In a Central Islip case, Patrick Collins Inc. v. Doe 1, District Judge Arthur D. Spatt has upheld all of the findings and conclusions of Magistrate Judge Gary R. Brown (PDF), in In re BitTorrent Adult Film Copyright Infringement Cases, agreeing that
an IP address alone is insufficient to establish “a reasonable likelihood [that] it will lead to the identity of defendants who could be sued.” In re BitTorrent, 2012 WL 1570765, at *7. Judge Brown noted that an IP address only points to the internet account in question, and “[a]s a result, a single IP address usually supports multiple computer devices—which unlike traditional telephones can be operated simultaneously by different individuals.” Id. at *3 (citing U.S. v. Latham, No. 06-CR-379, 2007 WL 4563459, at *4 (D. Nev. Dec. 18, 2007)). Due to the prevalence of wireless routers, the actual device that performed the allegedly infringing activity could have been owned by a relative or guest of the account owner, or even an interloper without the knowledge of the owner.Judge Spatt noted that
a simple internet search reveals that detailed instructions are widely available that would allow anyone with only a moderate degree of computer knowledge to “hack” any wireless network that uses this feature, using almost any modern laptop.
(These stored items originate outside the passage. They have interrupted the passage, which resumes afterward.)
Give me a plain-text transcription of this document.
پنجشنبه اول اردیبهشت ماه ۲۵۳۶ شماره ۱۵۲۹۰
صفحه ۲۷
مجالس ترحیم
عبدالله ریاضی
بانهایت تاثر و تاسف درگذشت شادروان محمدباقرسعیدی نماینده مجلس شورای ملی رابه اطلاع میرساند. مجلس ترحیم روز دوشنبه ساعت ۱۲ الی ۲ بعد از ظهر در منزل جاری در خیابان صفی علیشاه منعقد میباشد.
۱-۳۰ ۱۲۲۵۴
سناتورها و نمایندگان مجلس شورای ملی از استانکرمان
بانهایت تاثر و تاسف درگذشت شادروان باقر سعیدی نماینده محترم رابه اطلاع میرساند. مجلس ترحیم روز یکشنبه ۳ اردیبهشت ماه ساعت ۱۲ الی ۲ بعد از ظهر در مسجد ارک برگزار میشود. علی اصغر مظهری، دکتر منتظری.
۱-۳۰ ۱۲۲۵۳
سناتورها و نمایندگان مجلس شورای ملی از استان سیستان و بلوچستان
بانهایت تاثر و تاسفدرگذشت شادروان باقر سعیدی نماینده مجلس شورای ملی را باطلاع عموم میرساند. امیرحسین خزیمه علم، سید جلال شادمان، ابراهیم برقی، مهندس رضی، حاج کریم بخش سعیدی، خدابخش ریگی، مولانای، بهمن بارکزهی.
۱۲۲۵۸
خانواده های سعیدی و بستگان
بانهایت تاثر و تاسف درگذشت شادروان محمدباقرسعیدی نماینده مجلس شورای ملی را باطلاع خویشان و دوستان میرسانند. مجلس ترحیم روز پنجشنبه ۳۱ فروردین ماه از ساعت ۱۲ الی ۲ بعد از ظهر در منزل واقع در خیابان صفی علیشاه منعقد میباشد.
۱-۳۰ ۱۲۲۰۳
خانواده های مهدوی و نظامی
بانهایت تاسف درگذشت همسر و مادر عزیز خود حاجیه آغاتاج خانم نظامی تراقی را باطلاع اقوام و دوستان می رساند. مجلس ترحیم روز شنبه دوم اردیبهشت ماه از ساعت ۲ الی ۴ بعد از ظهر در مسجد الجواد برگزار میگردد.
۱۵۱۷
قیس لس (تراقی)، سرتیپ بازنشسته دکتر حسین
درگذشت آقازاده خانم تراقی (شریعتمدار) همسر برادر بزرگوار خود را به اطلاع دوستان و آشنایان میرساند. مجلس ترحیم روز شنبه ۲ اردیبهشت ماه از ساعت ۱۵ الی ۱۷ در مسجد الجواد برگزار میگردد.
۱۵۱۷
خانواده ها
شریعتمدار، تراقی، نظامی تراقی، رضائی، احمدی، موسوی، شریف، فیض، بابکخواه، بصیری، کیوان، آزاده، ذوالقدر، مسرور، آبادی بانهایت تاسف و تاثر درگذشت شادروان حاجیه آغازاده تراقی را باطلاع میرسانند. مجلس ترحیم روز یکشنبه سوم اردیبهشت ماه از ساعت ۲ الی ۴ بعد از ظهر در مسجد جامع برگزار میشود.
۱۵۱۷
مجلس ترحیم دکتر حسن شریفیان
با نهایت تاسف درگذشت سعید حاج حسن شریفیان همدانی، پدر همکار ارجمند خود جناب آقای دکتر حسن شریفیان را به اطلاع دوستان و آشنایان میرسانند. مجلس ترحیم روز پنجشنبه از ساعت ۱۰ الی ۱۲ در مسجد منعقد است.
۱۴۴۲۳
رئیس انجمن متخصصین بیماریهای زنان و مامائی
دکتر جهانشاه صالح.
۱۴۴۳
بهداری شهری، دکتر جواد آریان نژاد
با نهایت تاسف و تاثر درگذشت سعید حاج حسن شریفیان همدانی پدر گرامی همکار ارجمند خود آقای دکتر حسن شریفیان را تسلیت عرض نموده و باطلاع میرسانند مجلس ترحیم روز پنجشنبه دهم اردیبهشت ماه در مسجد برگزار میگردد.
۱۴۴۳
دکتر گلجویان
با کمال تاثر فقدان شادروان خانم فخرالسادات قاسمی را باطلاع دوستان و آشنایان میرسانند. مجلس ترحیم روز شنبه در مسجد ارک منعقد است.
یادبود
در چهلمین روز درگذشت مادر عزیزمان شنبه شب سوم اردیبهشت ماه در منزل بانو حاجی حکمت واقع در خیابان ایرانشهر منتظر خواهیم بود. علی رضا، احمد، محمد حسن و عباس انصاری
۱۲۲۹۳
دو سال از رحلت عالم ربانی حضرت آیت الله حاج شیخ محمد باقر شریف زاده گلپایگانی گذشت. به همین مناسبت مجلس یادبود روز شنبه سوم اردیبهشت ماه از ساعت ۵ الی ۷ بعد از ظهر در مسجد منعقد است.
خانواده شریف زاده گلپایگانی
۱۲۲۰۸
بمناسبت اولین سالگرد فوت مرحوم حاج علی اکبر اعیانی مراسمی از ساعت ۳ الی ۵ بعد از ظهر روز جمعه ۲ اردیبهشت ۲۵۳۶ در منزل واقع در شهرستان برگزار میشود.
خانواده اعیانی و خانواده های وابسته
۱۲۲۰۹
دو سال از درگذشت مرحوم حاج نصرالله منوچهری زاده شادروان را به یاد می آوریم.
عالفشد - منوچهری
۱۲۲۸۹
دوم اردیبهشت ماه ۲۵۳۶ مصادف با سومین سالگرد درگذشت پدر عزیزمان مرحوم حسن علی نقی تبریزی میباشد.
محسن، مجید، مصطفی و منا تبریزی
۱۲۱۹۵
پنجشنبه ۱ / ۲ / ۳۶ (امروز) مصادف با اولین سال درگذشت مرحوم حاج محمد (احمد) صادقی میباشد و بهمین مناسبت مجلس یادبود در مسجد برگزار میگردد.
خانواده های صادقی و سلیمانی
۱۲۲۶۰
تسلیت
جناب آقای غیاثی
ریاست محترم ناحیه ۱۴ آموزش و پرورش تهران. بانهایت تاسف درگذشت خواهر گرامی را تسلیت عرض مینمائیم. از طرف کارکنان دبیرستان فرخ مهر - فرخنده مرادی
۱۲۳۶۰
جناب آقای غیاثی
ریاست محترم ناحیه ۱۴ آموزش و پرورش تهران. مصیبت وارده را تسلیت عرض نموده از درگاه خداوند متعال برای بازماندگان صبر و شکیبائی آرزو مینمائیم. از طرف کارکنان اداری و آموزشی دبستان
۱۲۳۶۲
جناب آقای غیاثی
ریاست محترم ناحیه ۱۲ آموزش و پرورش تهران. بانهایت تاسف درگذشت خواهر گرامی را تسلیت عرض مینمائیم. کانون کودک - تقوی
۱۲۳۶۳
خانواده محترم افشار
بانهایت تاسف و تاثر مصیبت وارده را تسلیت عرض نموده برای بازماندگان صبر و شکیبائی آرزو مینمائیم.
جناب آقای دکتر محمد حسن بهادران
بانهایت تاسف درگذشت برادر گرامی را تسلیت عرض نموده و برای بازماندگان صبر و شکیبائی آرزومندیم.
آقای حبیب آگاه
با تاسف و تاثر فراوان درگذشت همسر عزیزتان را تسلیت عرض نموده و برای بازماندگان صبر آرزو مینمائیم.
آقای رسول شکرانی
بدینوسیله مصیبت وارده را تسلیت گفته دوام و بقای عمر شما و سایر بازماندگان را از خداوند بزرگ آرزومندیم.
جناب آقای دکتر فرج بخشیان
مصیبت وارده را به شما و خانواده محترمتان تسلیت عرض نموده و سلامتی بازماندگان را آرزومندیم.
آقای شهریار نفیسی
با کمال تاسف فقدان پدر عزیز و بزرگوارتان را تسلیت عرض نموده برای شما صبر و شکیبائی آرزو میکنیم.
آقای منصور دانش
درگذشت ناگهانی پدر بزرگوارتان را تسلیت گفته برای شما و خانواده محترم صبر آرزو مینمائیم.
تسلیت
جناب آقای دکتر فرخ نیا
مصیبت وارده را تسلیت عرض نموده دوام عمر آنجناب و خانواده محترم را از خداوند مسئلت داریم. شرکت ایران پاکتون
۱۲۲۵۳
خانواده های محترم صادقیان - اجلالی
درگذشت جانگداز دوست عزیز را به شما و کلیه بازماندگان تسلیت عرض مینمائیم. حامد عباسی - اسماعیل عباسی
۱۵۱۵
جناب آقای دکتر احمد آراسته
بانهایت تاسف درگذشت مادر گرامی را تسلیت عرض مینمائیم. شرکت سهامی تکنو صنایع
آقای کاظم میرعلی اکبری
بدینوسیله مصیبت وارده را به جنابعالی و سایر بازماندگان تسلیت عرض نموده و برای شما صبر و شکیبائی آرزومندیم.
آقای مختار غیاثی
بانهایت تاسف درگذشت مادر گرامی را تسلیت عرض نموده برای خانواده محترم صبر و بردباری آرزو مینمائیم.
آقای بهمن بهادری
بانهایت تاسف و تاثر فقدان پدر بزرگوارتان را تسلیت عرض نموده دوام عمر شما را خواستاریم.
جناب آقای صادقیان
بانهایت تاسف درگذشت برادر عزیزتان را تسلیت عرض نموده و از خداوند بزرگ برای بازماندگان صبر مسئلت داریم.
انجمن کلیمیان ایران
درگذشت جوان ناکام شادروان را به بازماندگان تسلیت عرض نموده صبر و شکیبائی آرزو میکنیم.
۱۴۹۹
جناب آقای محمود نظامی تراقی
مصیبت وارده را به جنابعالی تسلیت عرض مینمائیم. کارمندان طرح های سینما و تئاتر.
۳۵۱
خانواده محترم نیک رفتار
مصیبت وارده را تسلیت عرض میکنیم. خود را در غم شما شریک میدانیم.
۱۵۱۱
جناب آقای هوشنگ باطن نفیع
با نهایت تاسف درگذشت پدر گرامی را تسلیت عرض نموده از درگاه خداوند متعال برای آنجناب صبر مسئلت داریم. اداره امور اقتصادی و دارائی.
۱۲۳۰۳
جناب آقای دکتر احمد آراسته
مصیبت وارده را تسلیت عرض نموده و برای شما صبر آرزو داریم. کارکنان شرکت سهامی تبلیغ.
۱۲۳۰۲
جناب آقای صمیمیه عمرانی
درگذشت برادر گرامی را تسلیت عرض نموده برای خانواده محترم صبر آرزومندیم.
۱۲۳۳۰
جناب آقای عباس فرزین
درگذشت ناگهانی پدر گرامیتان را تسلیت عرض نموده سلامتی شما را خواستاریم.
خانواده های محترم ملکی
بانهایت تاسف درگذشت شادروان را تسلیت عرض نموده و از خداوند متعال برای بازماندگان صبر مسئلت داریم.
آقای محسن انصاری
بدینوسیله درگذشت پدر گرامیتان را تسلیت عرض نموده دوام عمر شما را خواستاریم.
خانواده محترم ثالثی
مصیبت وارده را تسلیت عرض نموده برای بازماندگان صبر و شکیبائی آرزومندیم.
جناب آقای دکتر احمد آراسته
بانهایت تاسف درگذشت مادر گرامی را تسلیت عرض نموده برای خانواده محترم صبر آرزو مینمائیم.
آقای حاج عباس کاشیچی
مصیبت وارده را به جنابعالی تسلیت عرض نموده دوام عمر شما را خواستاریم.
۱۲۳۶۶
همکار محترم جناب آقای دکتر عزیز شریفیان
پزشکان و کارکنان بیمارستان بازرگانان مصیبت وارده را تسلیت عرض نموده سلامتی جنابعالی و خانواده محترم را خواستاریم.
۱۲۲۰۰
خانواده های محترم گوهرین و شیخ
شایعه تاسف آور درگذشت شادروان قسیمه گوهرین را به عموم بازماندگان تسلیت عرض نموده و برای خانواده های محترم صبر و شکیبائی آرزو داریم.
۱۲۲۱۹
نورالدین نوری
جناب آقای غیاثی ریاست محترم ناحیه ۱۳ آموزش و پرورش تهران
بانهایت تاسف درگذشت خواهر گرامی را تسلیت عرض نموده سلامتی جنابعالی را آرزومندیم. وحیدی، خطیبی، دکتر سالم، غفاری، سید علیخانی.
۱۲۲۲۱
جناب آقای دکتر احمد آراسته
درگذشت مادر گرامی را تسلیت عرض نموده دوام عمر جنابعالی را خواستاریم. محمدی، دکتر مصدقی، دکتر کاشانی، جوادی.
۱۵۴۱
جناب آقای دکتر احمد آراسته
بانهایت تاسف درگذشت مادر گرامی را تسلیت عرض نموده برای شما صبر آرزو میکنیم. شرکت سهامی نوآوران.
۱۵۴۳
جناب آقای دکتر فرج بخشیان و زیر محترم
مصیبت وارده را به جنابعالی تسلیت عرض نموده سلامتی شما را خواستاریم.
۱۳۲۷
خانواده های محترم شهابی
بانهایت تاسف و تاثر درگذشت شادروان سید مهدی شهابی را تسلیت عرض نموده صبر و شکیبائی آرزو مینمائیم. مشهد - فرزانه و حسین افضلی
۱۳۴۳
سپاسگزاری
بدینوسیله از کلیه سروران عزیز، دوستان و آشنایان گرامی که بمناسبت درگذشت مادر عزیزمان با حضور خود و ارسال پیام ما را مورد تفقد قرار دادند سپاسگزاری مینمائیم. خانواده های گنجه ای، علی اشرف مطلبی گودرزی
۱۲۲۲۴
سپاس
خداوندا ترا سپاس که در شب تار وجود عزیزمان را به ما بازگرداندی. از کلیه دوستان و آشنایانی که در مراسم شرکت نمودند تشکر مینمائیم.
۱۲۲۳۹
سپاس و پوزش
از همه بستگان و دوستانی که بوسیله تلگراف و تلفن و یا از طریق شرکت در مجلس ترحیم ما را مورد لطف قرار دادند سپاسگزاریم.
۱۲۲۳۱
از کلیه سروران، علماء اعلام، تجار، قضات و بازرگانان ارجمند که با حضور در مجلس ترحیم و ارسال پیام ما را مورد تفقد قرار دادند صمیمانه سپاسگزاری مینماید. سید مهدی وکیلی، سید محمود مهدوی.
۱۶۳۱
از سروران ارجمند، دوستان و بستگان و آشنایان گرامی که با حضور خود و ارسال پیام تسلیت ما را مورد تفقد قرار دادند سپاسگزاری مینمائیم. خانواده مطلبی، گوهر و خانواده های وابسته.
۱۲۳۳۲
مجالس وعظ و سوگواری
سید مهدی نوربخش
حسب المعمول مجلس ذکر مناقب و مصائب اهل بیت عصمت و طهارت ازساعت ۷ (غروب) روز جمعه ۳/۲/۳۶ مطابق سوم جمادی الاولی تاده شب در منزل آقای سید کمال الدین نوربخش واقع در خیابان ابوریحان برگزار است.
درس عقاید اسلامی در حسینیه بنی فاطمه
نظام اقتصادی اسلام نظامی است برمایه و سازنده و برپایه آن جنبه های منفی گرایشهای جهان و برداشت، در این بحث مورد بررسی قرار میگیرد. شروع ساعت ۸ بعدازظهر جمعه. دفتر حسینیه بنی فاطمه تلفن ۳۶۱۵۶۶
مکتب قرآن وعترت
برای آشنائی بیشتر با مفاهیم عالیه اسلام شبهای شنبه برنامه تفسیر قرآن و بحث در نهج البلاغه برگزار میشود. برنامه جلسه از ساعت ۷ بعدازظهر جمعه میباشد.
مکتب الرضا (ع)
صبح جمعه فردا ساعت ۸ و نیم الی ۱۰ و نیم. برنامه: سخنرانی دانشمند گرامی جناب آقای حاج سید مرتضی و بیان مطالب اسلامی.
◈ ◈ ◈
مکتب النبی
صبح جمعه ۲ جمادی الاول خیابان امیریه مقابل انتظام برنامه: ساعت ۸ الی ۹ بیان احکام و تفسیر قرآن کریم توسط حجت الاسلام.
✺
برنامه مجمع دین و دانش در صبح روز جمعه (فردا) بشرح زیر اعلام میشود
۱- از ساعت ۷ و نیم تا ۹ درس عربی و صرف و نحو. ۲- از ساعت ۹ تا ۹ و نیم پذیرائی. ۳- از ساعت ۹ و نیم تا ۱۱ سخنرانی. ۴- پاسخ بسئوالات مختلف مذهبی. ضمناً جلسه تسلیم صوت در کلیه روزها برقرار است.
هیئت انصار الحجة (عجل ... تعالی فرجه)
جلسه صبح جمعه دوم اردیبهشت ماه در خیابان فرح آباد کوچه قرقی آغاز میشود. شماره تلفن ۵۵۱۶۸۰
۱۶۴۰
Furthermore, at least one website offers a $99 kit that gives the same capability to any user with even the most basic knowledge of computers. Many routers also use a security method known as Wired Equivalent Privacy (“WEP”), which the FBI warns has its own share of exploitable vulnerabilities. Federal Bureau of Investigation, Got a Wireless Network? It’s Time to Shore Up Security (May 4, 2007) available at http://www.fbi.gov/news/stories/2007/may/wireless_050407.Judge Spatt concluded "that the Plaintiff failed to establish a reasonable likelihood that the discovery requested would lead to the identity of the Defendants who could be sued."
If the Court were to hold internet account holders responsible for any interlopers and guests who might infringe on the Plaintiff’s work, the Court would essentially be imposing a duty that every home internet user vigilantly guard their wireless network. The Court declines to impose such a duty. See AF Holdings, LLC v. Doe, No. 12-CV-2049, 2012 WL 3835102, at *3 (N.D. Cal. Sep. 5, 2012) (“AF Holdings has not articulated any basis for imposing on Hatfield a legal duty to prevent the infringement of AF Holdings’ copyrighted works [by securing his wireless network], and the court is aware of none.”).
Judge Spatt likewise agreed with Magistrate Judge Brown that there was no basis for joinder in these cases, under the Federal Rules.